Erfolgreich sein war eine ethische Pflicht des Managers

Einer, der im Guth´schen Sinne gehandelt hat, ist Paul J. Kohtes. Der Gründer von ECC Kohtes Klewes hat seine Unternehmensanteile in die von ihm gegründete 'Identity-Foundation' eingebracht: eine Stiftung, die neue Erkenntnisse zum Thema Identität gewinnen will, 'um Menschen zu einem freien und selbst bestimmten Leben zu führen'. Kothes ist durch eine persönliche Krise auf den Zen-Weg gekommen: 'Mir war klar, wenn ich weiter zu 120 Prozent arbeite, werde ich schwer krank oder ich flippe aus.' Mittlerweile ist er aus dem klassischen Manager-Leben ausgestiegen: 'Den Berufsstress kann ich mir heute nicht mehr vorstellen.' Mit dieser Einstellung steht er nicht alleine: Die Studien über die Werthaltungen von Spitzenmanagern, die seine Stiftung in Auftrag geben hat, zeigen, dass die Manager der Old Economy es als ihre 'ethische Pflicht' empfunden hatten, erfolgreich zu sein. Die neuen Manager indes wollen 'Spaß am Erfolg'.

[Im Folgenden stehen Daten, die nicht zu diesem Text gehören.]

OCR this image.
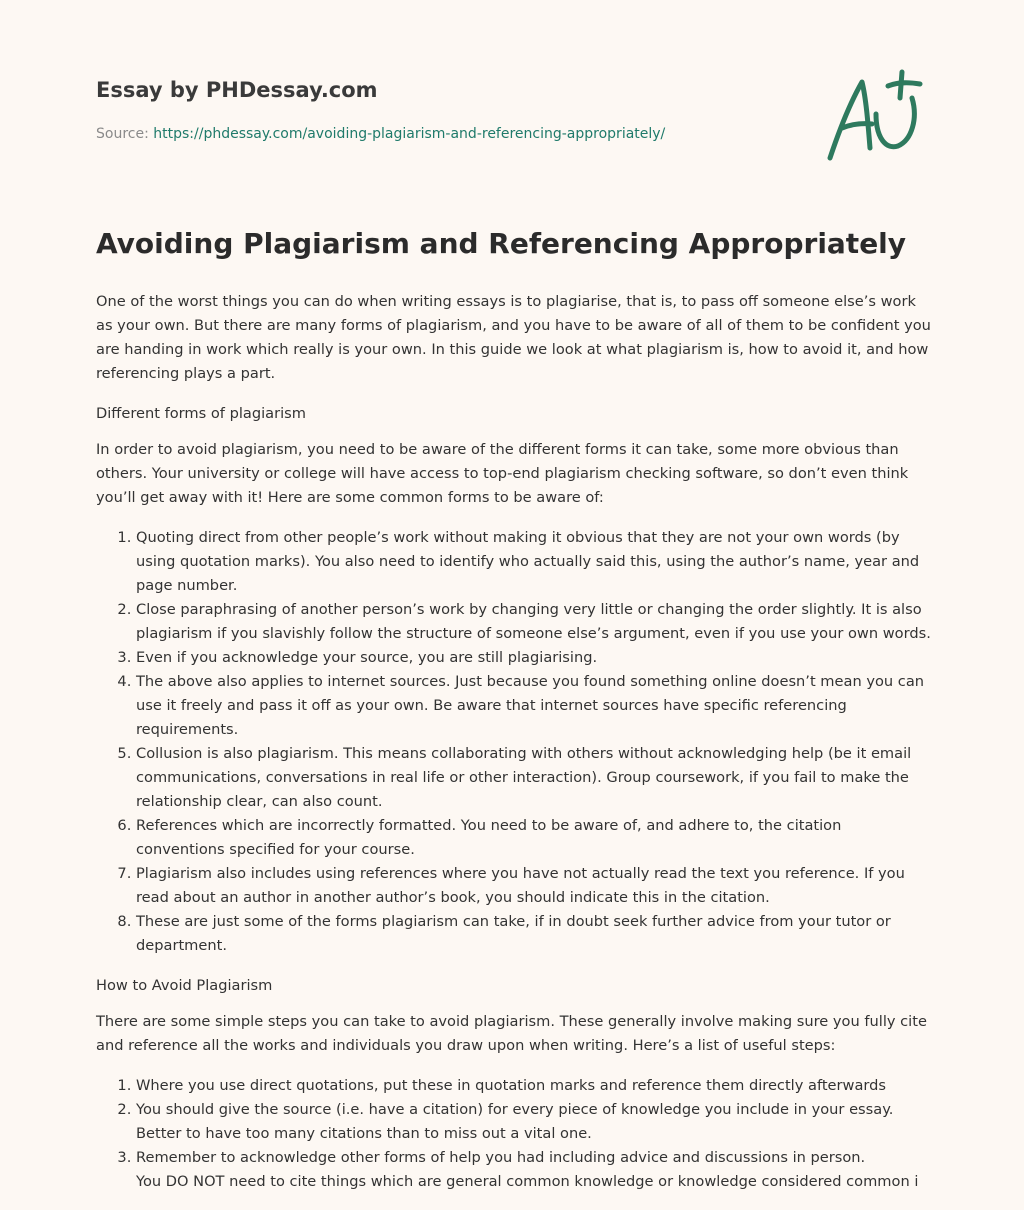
Essay by PHDessay.com
Source: https://phdessay.com/avoiding-plagiarism-and-referencing-appropriately/
Avoiding Plagiarism and Referencing Appropriately

One of the worst things you can do when writing essays is to plagiarise, that is, to pass off someone else’s work as your own. But there are many forms of plagiarism, and you have to be aware of all of them to be confident you are handing in work which really is your own. In this guide we look at what plagiarism is, how to avoid it, and how referencing plays a part.

Different forms of plagiarism

In order to avoid plagiarism, you need to be aware of the different forms it can take, some more obvious than others. Your university or college will have access to top-end plagiarism checking software, so don’t even think you’ll get away with it! Here are some common forms to be aware of:

1. Quoting direct from other people’s work without making it obvious that they are not your own words (by using quotation marks). You also need to identify who actually said this, using the author’s name, year and page number.
2. Close paraphrasing of another person’s work by changing very little or changing the order slightly. It is also plagiarism if you slavishly follow the structure of someone else’s argument, even if you use your own words.
3. Even if you acknowledge your source, you are still plagiarising.
4. The above also applies to internet sources. Just because you found something online doesn’t mean you can use it freely and pass it off as your own. Be aware that internet sources have specific referencing requirements.
5. Collusion is also plagiarism. This means collaborating with others without acknowledging help (be it email communications, conversations in real life or other interaction). Group coursework, if you fail to make the relationship clear, can also count.
6. References which are incorrectly formatted. You need to be aware of, and adhere to, the citation conventions specified for your course.
7. Plagiarism also includes using references where you have not actually read the text you reference. If you read about an author in another author’s book, you should indicate this in the citation.
8. These are just some of the forms plagiarism can take, if in doubt seek further advice from your tutor or department.

How to Avoid Plagiarism

There are some simple steps you can take to avoid plagiarism. These generally involve making sure you fully cite and reference all the works and individuals you draw upon when writing. Here’s a list of useful steps:

1. Where you use direct quotations, put these in quotation marks and reference them directly afterwards
2. You should give the source (i.e. have a citation) for every piece of knowledge you include in your essay. Better to have too many citations than to miss out a vital one.
3. Remember to acknowledge other forms of help you had including advice and discussions in person.
4. You DO NOT need to cite things which are general common knowledge or knowledge considered common i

Spaß statt Pflicht, Entspannung statt Stress, Verantwortung statt Profit, Bewegung statt Stillstand - das klingt auch nach Wertewandel und Paradigmenwechsel. Und das soll mit Meditation gelingen? 'Ich bin sehr optimistisch', sagte Wielens, die von ihm geladenen Redner stimmten unisono zu. Warum gerade jetzt? Michael von Brück, Professor für Religionswissenschaften an der Uni München, attestierte eine 'neue Nachdenklichkeit', Kohtes eine 'neue Generation, die weltoffener und meditativer' ist.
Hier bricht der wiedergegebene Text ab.